I don’t have any book suggestions myself I’m afraid, but if I remember right, the use of the transistor was delayed extensively because of how lucrative it was to sell older and considerably more expensive vacuum tubes instead.
I’m just looking at the Wikipedia article for vacuum tubes now, and it says that transistors/semiconductors were invented in the 1940s, but didn’t really start replacing vacuum tubes until the 1960s. Because technological advancement increases exponentially instead of linearly, who knows what point in technological advancement we would be at today if the switch between the two technologies happened 20-something years earlier.

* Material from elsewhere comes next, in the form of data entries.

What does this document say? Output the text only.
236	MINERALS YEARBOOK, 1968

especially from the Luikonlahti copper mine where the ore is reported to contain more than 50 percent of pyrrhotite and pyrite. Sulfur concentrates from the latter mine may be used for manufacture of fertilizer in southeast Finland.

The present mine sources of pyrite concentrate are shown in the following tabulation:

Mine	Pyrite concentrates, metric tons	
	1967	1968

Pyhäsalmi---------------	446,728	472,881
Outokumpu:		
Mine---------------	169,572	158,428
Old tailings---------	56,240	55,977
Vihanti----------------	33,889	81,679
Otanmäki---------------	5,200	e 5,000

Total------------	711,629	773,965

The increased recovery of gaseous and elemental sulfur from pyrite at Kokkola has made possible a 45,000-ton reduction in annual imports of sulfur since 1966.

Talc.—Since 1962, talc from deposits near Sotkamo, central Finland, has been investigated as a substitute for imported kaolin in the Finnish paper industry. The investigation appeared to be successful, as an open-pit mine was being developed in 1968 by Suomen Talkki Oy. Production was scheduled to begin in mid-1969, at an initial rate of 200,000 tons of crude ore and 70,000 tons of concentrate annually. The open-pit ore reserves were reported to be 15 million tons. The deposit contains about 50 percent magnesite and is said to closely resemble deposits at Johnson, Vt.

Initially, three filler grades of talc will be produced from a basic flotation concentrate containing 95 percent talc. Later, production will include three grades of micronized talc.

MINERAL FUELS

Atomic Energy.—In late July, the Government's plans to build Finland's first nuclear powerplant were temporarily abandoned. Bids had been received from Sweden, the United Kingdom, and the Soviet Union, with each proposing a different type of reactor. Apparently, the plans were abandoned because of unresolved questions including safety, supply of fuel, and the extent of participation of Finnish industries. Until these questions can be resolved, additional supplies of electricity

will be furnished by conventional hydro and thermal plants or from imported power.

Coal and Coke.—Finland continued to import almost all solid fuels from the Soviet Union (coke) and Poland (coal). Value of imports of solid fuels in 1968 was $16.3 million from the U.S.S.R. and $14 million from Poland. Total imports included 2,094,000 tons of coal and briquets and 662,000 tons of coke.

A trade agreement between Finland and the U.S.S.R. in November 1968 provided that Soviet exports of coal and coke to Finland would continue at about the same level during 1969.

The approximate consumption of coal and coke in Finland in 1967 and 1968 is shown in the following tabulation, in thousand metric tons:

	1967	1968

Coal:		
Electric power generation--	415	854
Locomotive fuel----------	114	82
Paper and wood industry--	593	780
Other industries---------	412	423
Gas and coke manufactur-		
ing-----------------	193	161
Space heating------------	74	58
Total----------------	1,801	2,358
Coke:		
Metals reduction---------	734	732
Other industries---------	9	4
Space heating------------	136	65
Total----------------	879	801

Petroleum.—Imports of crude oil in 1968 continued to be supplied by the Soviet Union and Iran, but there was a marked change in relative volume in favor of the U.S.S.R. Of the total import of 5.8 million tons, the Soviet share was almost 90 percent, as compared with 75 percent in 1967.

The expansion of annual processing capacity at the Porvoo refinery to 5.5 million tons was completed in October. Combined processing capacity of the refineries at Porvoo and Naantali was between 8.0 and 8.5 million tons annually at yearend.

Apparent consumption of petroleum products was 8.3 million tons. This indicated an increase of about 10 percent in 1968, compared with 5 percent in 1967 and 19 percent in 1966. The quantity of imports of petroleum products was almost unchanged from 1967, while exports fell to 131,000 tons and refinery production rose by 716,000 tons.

I’m reading Paul Cockshott’s How the World Works right now (you can find on libgen), it’s probably what you’re looking for. There are a lot of sections about how undervaluing labor’s contribution, and paying extremely low wages, stifles innovation, because the startup costs associated with research, tech, and MOP are higher than the cost of labor. So tech growth has slowed down to ~1-2% even in the relatively high wage countries of the global north, but also in the global south too, because labor is so universally cheap.
This is similar to how the Roman empire had slowed tech innovation because the cheap price of slave labor.
As far as the patent system and grant stuff, I’m sure that even liberal writers have written good works about that.
I’ll be taking a look at that, meets what I was thinking about. I’m really surprised there aren’t more easily recalled works on the subject, maybe its too obvious.